Still, the industry is looking strong overall this year, said Eric Wold, an analyst at B. Riley & Co., who covers theater chain stocks.

"The movies that have been expected to perform well have mostly outperformed," he said. "The group, as a whole, has been great."

Movies have generated $6.07 billion in ticket sales so far this year in the U.S. and Canada, according to entertainment data firm Rentrak. That's up 8% from the same period last year.

Beating last year's levels is no stunning feat, given that theater attendance in 2014 hit a nearly two-decade low. This year is running 3% ahead of 2013, when the domestic box office soared to a record $10.9 billion.

The uptick will do nothing to diminish Hollywood's reliance on sequels, reboots, remakes and spinoffs — a common complaint of consumers weary of seeing the same old thing at the multiplex. Studios continue to invest heavily in dependable franchises and known properties that consistently draw a mass audience and dominate the box office, as opposed to betting on untested material.

Chris Aronson, head of domestic distribution for 20th Century Fox, credited the film business with a diverse mix of pictures that has drawn distinct segments of the audience to theaters, including women, children and Latinos.

"Just looking at the top 10 films, you've got everything from 'SpongeBob' to 'Fifty Shades of Grey,'" he said. "To me it shows a balanced marketplace. At various points there's been something for everyone."

Universal has boasted a huge slate and appears to have a lock on the No. 1 spot in terms of industry market share. Its movies have accounted for 27% of the domestic box office this year fueled by the blockbusters "Jurassic World," "Furious 7" and "Pitch Perfect 2." Disney is No. 2 with 20% of the market, with the "Avengers" sequel, "Inside Out" and the live-action fairy tale "Cinderella."

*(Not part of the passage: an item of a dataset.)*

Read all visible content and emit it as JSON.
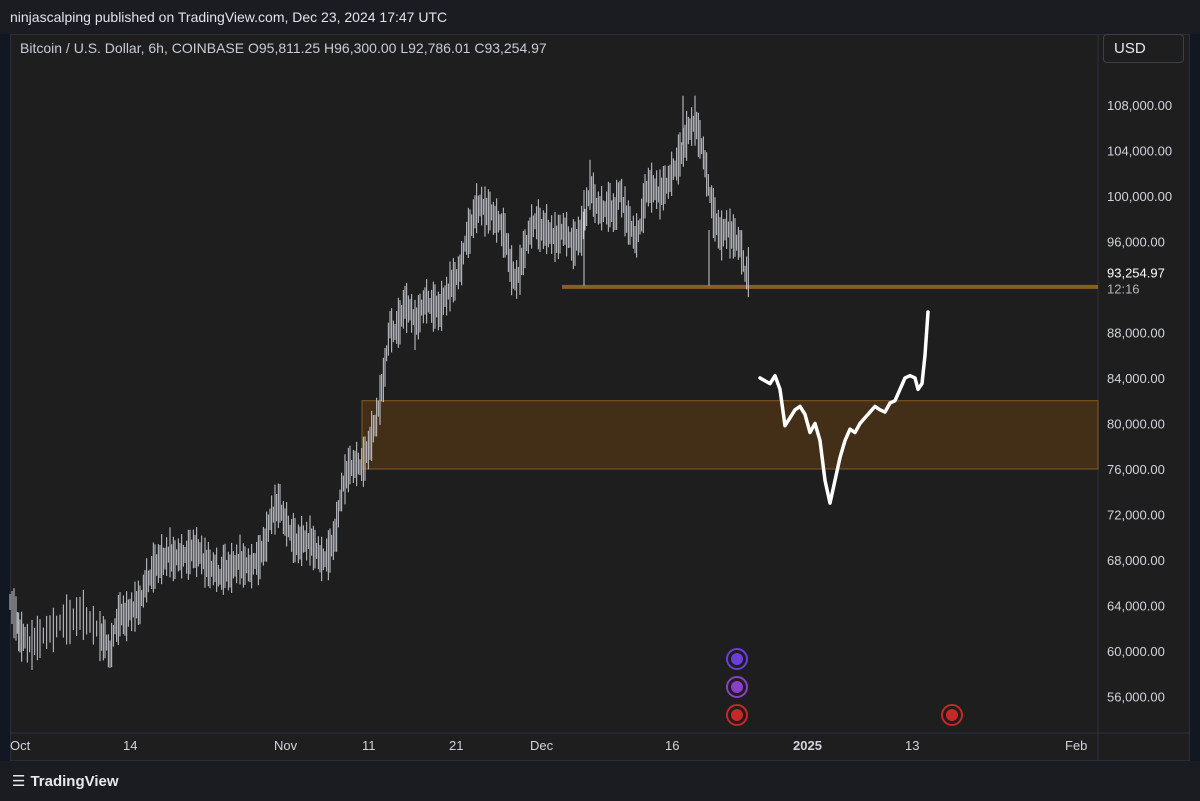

"It's been a year where there's been success across many studios and great diversity of product across the marketplace," said Dave Hollis, head of distribution at Disney.

Warner Bros. and last-year's chart-topper 20th Century Fox are third and fourth, respectively. Meanwhile, Paramount Pictures, Lionsgate and Sony Pictures Entertainment have lagged their rivals so far.

Now the industry is in the thick of its crucial summer months. This weekend brings two hopefuls: "Ant-Man," the latest Marvel superhero flick, and "Trainwreck," the Judd Apatow-directed comedy that features comedian-of-the-moment Amy Schumer.

"Ant-Man," which stars Paul Rudd as a minor player in the Marvel comic book universe, is expected to take in about $60 million through Sunday after it opens Friday. That would be a solid number but nowhere near last year's smash "Guardians of the Galaxy," which made a hit out of a group of similarly obscure characters. "Trainwreck," which has amassed impressive reviews, could gross $19 million to $22 million.

The studios are heavily promoting their upcoming tent-pole pictures and hoping the momentum continues through the busy year. Some weekends have five films set to open at once.

Sony has high hopes for its James Bond flick in November, but it's also banking on Adam Sandler's video game action-comedy "Pixels" and animated sequel "Hotel Transylvania 2." Fox is rebooting the "Fantastic Four" franchise, followed by the young-adult sequel "Maze Runner: The Scorch Trials" and sci-fi drama "The Martian." And Paramount still has "Mission: Impossible — Rogue Nation."

Big bets left on Warner Bros.' slate include the "Vacation" remake, "The Man From U.N.C.L.E." and "Pan," while Universal is trying to continue its run with the N.W.A biopic "Straight Outta Compton" and "Steve Jobs."

The variety and volume of movies have analysts in high spirits.

"What you hope for is to have more films exceeding expectations than not," Rentrak analyst Paul Dergarabedian said. "That's a good year in Hollywood."